Puntata bizzarra per la sua commistione di registri, Rachel, Jack and Ashley Too cambia bruscamente tono a metà percorso, passando dal dramma intimista alla commedia, con slanci da avventura adolescenziale. Un mutamento fin troppo repentino, ma forse volontario in una trama così disomogenea, dove gli snodi narrativi sfidano anche la più stoica sospensione d’incredulità. Se si accettano tali forzature, l’episodio è molto godibile sia nelle sfumature drammatiche sia in quelle comiche: il nucleo familiare di Rachel ha qualcosa di dolente che riecheggia nell’isolamento dei tre personaggi, e lo stesso discorso vale anche per Ashley, in cui Miley Cyrus sembra sfogare un malessere che risale ai tempi di Hannah Montana. La catastrofe parrebbe inevitabile, ma Brooker ci spiazza, cambia ritmo e si concede un ottimismo forse insolito per Black Mirror, ma coerente con gli sviluppi della puntata.
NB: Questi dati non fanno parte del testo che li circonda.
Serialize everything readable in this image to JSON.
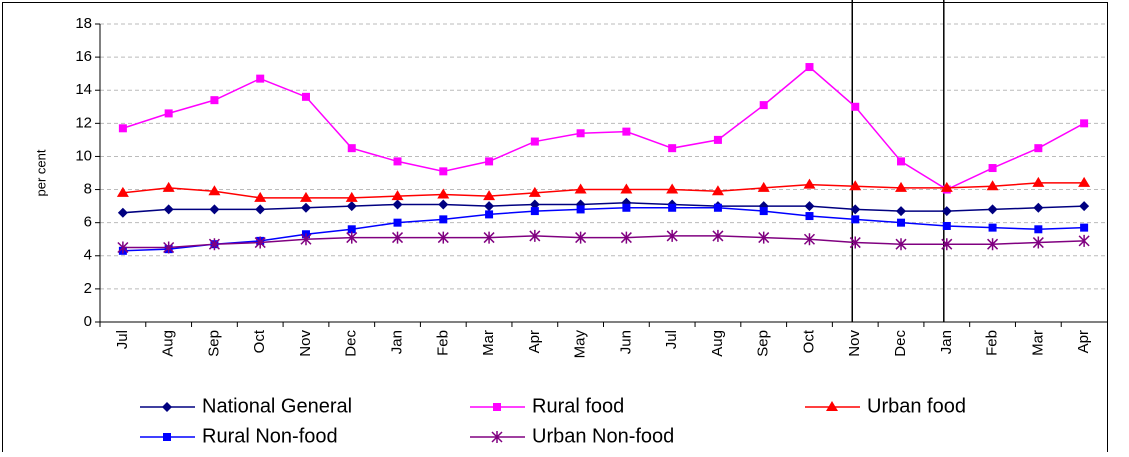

Al contempo, però, lo sceneggiatore medita su come fagocitiamo la cultura pop nel mondo contemporaneo, pretendendo figure pubbliche “esemplari” che trasmettano messaggi costruttivi, i cui contenuti si deteriorano non appena diventano retorici e stereotipati. La mercificazione dell’empowerment non aiuta la crescita personale, poiché impone un modello di autoaffermazione basato su valori fragilissimi (il successo, l’individualismo sfrenato), peraltro riprodotti con la logica glaciale della catena di montaggio. La tecnologia di consumo interviene come un filtro tra la persona e la sua rappresentazione, che diventa un simulacro inattendibile e addomesticato dal commercio. In tutto questo, la presenza di una superstar come Miley Cyrus influenza certamente il risultato: pur non essendo la protagonista assoluta in termini di screen time, la cantante è il nucleo attorno cui è stato costruito l’episodio, e il finale lo dimostra. Alcuni diranno che l’essenza dello show ne esca snaturata, e in parte è vero, ma non si può negare che Brooker sia comunque riuscito a infilarci un ragionamento arguto sulla percezione degli idoli pop tra gli adolescenti, e il conseguente sfruttamento della loro immagine.

Black Mirror 5

Insomma, tre episodi eterogenei che mettono in relazione il passato, il presente e il potenziale futuro di Black Mirror: forse meno brillanti rispetto alle altre stagioni, ma sempre capaci di suscitare una riflessione, un dubbio, una domanda nella mente del pubblico. E non è poco.